Il prezzo del Bitcoin ha raggiunto una fase di estrema sensibilità dopo una forte ondata di ribasso che lo ha portato a livelli di prezzo cruciali, dove l'intervallo di 60-62 mila dollari rappresenta un punto di svolta per il percorso del prezzo a breve e medio termine.
Con la continua fragilità dell'appetito per il rischio nei mercati, i fattori tecnici si intrecciano con le dinamiche di liquidità sulla rete, rendendo le prossime sessioni decisive.
Sul timeframe giornaliero, la struttura generale continua a tendere verso la negatività, poiché il prezzo ha continuato a registrare massimi inferiori e ha rotto un supporto principale vicino a 75 mila dollari, il che ha confermato il crollo della struttura dei prezzi e ha scatenato onde di liquidazione forzata.
Tuttavia, la pressione di vendita è chiaramente rallentata quando il prezzo ha raggiunto l'area di domanda storica tra 60 e 62 mila dollari, un'area nota per essere un livello di accumulo attivo in cicli precedenti.
Da lì, il prezzo del Bitcoin è rimbalzato verso 69–70 mila dollari, ma senza sufficiente slancio per trasformare il rimbalzo in una chiara tendenza rialzista.

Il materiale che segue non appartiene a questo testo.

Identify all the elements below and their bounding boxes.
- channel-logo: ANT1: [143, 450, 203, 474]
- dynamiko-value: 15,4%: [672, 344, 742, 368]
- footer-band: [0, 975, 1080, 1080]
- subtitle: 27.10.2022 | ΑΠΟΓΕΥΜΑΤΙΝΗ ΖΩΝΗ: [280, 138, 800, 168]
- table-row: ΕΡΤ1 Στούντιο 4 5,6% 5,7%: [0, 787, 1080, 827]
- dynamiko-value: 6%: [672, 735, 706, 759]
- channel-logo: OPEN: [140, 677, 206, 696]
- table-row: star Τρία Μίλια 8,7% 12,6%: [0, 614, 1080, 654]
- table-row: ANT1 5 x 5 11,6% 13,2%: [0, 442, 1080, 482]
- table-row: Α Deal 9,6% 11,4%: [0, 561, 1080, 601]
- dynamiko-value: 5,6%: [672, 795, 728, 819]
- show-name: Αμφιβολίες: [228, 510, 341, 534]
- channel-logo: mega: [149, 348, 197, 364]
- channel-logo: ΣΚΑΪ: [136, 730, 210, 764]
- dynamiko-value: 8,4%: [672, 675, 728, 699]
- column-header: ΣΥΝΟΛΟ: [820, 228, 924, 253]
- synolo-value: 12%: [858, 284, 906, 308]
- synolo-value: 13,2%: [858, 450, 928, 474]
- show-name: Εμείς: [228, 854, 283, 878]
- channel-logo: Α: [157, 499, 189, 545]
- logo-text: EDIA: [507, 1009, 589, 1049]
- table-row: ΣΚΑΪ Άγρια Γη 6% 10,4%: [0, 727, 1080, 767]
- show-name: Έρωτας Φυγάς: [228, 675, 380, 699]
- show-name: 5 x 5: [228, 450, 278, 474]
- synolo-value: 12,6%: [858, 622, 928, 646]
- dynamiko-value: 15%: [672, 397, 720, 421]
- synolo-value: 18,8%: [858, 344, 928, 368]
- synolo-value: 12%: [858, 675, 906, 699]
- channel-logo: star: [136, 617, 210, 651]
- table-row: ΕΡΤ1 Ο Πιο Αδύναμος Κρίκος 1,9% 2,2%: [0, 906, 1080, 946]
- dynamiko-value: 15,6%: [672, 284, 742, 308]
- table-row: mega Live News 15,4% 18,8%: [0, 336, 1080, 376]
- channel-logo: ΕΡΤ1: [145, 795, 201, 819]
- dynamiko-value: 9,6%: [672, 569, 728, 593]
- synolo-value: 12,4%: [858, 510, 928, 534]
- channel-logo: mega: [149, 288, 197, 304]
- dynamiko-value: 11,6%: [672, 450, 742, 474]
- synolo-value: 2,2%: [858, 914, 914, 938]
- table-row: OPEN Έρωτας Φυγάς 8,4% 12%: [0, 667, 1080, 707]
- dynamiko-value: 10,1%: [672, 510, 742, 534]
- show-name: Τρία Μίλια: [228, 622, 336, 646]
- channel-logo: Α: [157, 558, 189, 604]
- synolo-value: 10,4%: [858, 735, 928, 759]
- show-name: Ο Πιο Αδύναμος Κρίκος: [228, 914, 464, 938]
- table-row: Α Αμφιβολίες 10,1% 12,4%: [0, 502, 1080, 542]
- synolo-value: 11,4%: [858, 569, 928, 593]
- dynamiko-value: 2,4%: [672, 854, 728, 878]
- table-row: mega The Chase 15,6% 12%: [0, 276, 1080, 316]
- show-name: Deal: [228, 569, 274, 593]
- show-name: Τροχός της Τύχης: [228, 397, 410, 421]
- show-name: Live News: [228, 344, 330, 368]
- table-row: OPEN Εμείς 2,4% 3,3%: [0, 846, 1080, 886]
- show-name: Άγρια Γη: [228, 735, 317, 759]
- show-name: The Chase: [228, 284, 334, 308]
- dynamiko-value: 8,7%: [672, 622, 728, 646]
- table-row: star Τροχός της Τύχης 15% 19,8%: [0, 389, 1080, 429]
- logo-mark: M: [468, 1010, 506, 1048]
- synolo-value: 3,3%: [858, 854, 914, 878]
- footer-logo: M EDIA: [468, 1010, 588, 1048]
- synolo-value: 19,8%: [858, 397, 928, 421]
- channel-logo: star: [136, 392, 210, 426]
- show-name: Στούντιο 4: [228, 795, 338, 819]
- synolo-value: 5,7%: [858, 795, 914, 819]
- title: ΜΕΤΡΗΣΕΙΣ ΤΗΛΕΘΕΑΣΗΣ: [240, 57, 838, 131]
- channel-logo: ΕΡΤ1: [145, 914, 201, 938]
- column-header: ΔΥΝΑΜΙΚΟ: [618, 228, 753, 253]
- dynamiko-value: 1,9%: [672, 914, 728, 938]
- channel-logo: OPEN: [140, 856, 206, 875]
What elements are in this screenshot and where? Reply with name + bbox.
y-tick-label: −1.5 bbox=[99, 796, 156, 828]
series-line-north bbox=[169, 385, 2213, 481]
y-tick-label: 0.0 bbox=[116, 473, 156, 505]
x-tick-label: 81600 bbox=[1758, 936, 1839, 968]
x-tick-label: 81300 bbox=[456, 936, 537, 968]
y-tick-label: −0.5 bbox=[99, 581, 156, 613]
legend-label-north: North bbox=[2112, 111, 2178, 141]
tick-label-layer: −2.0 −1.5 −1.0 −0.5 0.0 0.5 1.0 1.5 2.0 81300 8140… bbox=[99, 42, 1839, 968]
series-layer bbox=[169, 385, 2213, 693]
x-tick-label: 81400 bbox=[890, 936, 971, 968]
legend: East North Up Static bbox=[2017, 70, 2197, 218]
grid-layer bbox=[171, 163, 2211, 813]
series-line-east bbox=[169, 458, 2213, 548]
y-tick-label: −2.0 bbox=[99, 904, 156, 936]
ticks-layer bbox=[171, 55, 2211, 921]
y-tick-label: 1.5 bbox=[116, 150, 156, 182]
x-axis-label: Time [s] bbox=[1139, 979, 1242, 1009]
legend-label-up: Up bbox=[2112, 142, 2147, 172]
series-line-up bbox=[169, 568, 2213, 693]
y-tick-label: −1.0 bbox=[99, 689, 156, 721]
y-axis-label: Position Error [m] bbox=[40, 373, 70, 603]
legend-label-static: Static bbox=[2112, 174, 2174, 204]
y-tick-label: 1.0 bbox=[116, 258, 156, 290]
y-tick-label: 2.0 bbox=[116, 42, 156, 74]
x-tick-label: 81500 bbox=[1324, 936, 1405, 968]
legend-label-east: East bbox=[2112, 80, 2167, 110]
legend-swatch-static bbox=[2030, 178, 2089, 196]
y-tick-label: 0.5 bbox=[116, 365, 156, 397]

Il movimento attuale riflette uno stato di equilibrio più che una tendenza.
I venditori non stanno più esercitando forte pressione, ma anche i compratori hanno fallito nel ripristinare le aree di supporto precedenti tra 75 e 77 mila dollari, che ora si sono trasformate in un'area di offerta forte.
E rimanere al di sotto di essa mantiene la prospettiva quotidiana cauta, con una maggiore probabilità di movimenti laterali invece di riprendere la tendenza.
Sul timeframe delle quattro ore, è chiaro che il prezzo del Bitcoin è rimbalzato da 60 mila dollari ma si muove all'interno di un intervallo ristretto intorno a 69–70 mila.
Il movimento del prezzo è passato da impulsivo a laterale, il che indica un esaurimento nel lato di vendita.
Resistenza si evidenzia vicino a 70 mila dollari, mentre l'area 60–62 mila dollari rimane la zona di domanda più chiara.
Questa situazione colloca il prezzo all'interno di un intervallo compresso tra un supporto rialzista e una resistenza ribassista, il che suggerisce che la volatilità continuerà a meno che non ci sia una rottura decisiva da uno dei lati.
Dal punto di vista del sentiment e dei dati di rete, il prezzo del Bitcoin ha raggiunto il prezzo realizzato per i detentori della valuta negli ultimi 18 mesi a 2 anni, un livello vicino a 60 mila dollari, il che pone questa categoria in un punto di pareggio sensibile.
Storicamente, questo livello tende ad essere un punto di difesa o di uscita a seconda della forza della fiducia nel mercato.
Mantenere questo potrebbe supportare la stabilità e l'ingresso in una fase di accumulo, mentre la sua rottura potrebbe aprire la porta a un'ulteriore ondata di vendite.
D'altro canto, l'intervallo 85–90 mila dollari, che è il prezzo realizzato per i detentori da 12 a 18 mesi, rappresenta una resistenza potenziale per qualsiasi rimbalzo futuro, poiché questi potrebbero cercare di vendere in qualsiasi aumento correttivo.